My Secret To Loving My Job

From I Got Fired Two Days Ago:

It’s not like having a job you hate makes you appreciate your free time more (Very Optimistic Tumblr Teen Voice The bad makes you appreciate the good!) Having a job that eats away at your very core actually sullies your free time more. You realize how little of it you do have and often forsake it. You dread having to go back. It poisons your psyche. I was miserable from 8:30 am to 6:30 pm five days a week, and when I came home the transition from miserable to happy was slow.

And then we have the other extreme. From Doing What You Live Is Going To Be F****** Hard:

Because work is always going to get hard. And then get better. That’s the cycle of everyone’s professional careers, even the biggest and baddest billionaires on planet earth. You don’t always enjoy your work, and you don’t always want to do it. If your work is something you love, you can even wind up completely losing your passion and feeling absolutely zero interest in it.

No one is happy with their profession all the time, whether it is one they like or not. I've certainly gone through the highs and lows in my 20 year career. Worse: I went through a low in the middle of writing my second book on Check Point FireWall-1.

The good news is, at that time, I was in a spot where I could work on different things for Nokia--things less directly related to the Check Point products I was supporting. It effectively gave me a break from the things that I formerly liked and allowed me to explore some other things while remaining gainfully employed for the same company.
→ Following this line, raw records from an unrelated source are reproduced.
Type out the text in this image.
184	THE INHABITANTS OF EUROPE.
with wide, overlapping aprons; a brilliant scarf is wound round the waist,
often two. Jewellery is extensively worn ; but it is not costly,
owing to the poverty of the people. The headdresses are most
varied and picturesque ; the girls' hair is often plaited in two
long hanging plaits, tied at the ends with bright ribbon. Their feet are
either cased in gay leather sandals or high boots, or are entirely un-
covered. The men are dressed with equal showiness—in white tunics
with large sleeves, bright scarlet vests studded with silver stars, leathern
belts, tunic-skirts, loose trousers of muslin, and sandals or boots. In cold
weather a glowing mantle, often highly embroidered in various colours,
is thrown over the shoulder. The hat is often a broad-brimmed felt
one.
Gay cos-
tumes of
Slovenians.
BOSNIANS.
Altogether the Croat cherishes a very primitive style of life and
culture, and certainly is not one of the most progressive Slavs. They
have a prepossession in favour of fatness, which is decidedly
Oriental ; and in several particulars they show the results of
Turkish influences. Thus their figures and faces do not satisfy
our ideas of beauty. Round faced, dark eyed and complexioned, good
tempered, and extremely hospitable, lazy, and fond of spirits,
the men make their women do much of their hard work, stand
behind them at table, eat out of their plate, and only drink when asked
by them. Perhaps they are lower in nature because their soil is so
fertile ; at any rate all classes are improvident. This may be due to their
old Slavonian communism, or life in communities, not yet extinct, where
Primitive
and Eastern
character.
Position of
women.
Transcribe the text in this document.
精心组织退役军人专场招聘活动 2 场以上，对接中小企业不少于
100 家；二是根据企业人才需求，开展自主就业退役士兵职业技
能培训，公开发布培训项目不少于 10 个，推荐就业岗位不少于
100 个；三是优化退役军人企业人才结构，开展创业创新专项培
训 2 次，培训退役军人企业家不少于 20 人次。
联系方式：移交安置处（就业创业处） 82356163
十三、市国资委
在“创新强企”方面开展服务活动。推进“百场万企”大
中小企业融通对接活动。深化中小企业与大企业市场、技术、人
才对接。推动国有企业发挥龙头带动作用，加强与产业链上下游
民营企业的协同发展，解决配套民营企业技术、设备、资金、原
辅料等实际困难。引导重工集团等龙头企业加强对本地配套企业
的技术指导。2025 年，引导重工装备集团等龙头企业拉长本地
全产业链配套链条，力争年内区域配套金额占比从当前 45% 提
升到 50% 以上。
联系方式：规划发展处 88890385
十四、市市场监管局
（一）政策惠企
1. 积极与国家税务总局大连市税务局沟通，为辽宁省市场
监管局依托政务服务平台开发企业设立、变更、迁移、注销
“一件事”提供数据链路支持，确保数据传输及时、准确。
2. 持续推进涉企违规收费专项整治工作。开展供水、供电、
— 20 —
I also took on some side projects that went through their own love/hate cycles.

When the time came to come back into the Check Point fold in 2009 as part of their acquisition of Nokia's Security Appliance business unit, I was ready and attacked it with the same fervor that I did many years before. The timing of that change was fortuitous because I had reached that point yet again where a change of some sort was needed.

While every job--even one you like--is going to have highs and lows, you may reach a point where the bad moments start outnumbering the good. I have learned to recognize and acknowledge when there's a noticeable increase in the bad moments--well before they become overwhelming. I take action before I lose my passion for what I'm doing, which for me has meant mostly changing what I do for a given employer, not changing employers. That said, changing employers may be necessary in some cases.

Georg Wilhelm Friedrich Hegel once said "Nothing great in the world has ever been accomplished without passion." As I plan on doing great things, I don't want to lose my passion.